May 15, 2011

"God is really only another artist..."

"...He invented the giraffe, the elephant, and the cat. He has no real style. He just keeps on trying other things.” - Picasso

Picasso in QR Codes

...Such a brilliantly provocative and deadpan-humorous observation.  So was this Picasso's John Lennon "We're more popular than Jesus now" moment?  Was Picasso saying God's an artist - just like him?  Or was he declaring that he's just like God? 

Whatever the meaning or motivation behind the statement, it appears on the ceiling at the very end of Picasso: Masterpieces from Musee National Picasso, Paris, a traveling exhibition of essential works from Picasso's personal collection.  The 176-work collection, on tour while the Paris museum is undergoing a year-long renovation, includes paintings, drawings, sculptures, and etchings by the artist and serves as a retrospective spanning each notable artistic period of his eight-decade career.

One could drone until next Thursday about Picasso's pre-eminent stature that casts a shadow over all other artists of the 20th century, his indelible influence on all future art, his...I'm droning on even as I write about droning on about Picasso, aren't I?  What new can be said about the man that hasn't been said already?  Well...

...What hasn't been commented about quite so often is the inherent humor that Picasso possessed.  Whether subtly or not so subtly, intentionally or unintentionally, there is a distinct tinge of humor underlying some of his essential works.  Perhaps it's his very Zeus on the Mount Olympus of Art stature and the awe that is demanded from people who must kneel before the altar of Picasso that makes this facet of his work go largely unnoticed.  

For example, his series of portraits of his lover and muse Dora Maar seem to chronicle not only Maar's mercurial moods, but also Picasso's equally bipolar regard for her.  There is a perversely humorous arc from muse to "woman in tears" to hideous wailing beast.  In fact, Picasso's regard for Maar takes such an over-the-top downward spiral that if it were put to music, it would sound like a Gun & Roses song.  In Picasso's eyes and merciless hands, Dora Maar devolves from Sweet Child o' Mine to I Used To Love Her (But I Had To Kill Her).  All that's missing is a three-headed Slash playing a Cubist guitar solo at the edge of a windy cliff.

Picasso's sculptures also are as humorous and whimsical as they are inventive.  For example, his She-Goat, like most of the other sculptures in the exhibit, is made entirely of household objects, miscellaneous leftover scrap pieces, and tools.  The goat's head is made of a bicycle seat and handlebar.  
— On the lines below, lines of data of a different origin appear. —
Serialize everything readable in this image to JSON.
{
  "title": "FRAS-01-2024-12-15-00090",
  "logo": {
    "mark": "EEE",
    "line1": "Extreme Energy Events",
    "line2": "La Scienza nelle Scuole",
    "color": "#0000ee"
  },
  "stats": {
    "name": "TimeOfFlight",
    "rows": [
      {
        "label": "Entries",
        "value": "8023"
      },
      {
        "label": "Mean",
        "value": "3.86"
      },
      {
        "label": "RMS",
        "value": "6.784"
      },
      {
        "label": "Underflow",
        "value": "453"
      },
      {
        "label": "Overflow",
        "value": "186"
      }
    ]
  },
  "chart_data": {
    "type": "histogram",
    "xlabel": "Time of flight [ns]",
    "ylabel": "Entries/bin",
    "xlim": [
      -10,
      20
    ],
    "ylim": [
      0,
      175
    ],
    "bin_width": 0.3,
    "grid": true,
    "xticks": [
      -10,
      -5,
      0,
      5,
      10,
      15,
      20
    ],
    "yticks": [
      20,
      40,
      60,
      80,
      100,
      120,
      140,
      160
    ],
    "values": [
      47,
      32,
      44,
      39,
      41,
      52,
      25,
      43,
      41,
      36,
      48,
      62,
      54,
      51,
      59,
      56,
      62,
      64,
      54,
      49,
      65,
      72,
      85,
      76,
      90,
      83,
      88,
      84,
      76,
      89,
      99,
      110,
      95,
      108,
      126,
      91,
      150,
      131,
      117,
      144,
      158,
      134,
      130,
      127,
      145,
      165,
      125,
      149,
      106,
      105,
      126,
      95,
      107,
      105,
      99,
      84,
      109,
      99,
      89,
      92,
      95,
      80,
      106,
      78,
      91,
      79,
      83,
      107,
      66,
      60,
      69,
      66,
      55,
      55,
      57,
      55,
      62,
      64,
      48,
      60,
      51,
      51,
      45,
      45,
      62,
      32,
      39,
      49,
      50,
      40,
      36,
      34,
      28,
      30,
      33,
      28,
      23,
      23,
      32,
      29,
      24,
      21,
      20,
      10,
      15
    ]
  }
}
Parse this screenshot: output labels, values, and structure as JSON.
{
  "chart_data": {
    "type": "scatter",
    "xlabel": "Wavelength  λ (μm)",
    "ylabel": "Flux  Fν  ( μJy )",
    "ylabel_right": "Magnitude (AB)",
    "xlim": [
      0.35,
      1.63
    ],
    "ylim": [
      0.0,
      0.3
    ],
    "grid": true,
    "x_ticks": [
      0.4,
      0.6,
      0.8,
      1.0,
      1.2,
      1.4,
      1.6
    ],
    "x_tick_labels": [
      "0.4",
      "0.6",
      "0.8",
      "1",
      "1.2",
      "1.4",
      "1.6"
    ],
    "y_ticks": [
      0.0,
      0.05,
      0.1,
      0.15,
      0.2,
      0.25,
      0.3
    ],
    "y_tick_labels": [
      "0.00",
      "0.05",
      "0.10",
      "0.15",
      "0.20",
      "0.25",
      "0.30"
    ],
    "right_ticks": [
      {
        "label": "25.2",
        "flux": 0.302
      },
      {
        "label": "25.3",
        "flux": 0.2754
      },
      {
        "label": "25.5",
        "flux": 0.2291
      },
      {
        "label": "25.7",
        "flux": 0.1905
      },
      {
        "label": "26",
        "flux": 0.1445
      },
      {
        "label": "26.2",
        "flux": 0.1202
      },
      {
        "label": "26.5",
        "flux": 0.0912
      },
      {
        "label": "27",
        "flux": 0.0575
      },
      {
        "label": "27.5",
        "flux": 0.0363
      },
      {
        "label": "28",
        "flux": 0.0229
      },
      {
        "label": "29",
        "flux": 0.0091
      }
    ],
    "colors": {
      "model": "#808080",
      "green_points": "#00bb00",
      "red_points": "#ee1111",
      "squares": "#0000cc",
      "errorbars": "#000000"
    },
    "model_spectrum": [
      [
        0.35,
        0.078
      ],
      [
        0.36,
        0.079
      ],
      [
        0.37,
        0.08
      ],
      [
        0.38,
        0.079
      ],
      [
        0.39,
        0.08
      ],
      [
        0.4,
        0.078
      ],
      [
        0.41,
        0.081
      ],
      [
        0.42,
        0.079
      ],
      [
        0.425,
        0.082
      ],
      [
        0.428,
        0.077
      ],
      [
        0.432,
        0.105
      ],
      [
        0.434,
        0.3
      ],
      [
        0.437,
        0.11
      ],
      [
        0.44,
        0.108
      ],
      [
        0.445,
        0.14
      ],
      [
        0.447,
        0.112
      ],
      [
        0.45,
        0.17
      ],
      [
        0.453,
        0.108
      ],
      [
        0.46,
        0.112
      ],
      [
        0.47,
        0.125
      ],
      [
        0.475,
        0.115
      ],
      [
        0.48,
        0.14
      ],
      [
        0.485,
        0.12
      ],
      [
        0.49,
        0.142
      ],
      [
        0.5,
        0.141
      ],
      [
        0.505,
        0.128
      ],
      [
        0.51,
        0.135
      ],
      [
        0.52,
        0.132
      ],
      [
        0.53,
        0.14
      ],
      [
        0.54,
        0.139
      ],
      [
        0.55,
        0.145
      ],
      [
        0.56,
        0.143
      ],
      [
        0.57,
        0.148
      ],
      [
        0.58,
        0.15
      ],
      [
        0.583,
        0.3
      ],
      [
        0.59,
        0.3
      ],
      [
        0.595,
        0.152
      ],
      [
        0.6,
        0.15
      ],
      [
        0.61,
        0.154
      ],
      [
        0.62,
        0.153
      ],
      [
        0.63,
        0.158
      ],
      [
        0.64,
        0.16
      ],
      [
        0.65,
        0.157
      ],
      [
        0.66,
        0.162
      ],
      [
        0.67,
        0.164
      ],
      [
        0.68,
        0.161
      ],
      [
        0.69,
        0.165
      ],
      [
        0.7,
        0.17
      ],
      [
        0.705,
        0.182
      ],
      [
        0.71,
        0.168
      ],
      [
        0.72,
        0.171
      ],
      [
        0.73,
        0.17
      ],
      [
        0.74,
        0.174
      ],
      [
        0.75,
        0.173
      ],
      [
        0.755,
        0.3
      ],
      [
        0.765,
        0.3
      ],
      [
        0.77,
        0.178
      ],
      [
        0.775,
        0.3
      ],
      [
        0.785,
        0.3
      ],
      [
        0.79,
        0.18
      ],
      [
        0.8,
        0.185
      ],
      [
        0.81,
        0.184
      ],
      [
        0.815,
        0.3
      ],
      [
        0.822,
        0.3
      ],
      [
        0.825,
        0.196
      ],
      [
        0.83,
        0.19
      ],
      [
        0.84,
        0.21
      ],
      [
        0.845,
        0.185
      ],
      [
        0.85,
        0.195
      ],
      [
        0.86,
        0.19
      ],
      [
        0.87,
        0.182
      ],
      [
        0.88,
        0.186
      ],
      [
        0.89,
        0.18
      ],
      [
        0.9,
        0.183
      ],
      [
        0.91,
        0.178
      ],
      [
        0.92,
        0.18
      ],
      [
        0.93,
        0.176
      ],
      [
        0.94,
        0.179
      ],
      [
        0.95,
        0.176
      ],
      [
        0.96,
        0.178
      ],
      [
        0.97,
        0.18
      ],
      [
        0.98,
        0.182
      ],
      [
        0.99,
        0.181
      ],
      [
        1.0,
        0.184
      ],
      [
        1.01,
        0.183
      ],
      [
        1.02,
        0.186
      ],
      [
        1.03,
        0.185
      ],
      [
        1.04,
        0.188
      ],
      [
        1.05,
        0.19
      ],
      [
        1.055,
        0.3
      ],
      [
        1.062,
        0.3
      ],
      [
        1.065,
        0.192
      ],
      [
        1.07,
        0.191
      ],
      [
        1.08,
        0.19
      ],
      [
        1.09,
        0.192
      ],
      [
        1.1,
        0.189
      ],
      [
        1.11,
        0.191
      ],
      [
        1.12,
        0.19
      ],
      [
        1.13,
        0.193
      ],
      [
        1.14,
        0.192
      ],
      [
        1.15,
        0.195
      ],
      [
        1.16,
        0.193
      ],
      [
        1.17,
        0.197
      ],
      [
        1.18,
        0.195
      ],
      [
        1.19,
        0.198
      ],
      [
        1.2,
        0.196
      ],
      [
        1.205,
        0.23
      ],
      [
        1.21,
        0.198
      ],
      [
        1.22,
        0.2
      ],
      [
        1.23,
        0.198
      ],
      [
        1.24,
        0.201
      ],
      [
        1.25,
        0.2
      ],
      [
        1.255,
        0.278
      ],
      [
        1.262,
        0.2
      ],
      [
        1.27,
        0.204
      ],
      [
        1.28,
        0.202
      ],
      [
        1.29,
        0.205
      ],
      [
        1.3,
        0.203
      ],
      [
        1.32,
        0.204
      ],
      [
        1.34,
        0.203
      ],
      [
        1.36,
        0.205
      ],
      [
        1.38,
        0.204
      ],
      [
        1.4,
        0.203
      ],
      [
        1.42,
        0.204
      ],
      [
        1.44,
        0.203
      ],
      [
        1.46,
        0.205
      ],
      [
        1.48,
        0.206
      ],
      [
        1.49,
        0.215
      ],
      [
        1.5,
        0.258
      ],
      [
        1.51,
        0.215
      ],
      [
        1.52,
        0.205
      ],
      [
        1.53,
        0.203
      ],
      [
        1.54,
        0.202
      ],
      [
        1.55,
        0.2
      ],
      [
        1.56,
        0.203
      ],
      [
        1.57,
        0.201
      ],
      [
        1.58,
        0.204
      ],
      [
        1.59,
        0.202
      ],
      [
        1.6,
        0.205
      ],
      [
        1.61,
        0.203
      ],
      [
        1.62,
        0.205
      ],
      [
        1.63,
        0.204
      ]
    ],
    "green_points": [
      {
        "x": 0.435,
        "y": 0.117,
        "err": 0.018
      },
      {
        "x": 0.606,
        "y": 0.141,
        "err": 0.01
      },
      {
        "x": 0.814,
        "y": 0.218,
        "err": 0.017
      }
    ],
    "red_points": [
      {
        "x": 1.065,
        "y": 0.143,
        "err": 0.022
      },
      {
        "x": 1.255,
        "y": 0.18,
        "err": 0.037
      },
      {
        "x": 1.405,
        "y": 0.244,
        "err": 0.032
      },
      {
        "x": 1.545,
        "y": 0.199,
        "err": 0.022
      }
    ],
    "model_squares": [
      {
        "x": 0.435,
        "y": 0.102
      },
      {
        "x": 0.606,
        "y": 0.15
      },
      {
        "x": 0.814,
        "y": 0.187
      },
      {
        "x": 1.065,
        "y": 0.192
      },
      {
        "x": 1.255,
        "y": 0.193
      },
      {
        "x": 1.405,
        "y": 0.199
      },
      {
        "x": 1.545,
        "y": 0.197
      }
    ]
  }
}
Another piece Tete de Femme (Head of a Woman) is formed by the welding of two colanders with bedspring hair, making it look like the morphing of a Fraggle robot with a Metropolis-era Barbarella.  Much of the fun and awe of viewing Picasso's sculptures is in trying to figure out what mundane objects he transformed into artistic masterpieces.

To quote Picasso again, "Only put off until tomorrow what you are willing to die having left undone."  Less eloquently put, go see this astonishing exhibit before it's too late.  Its next stop is San Franciso. However, you also can see it once it returns to Paris...and don't forget to laugh.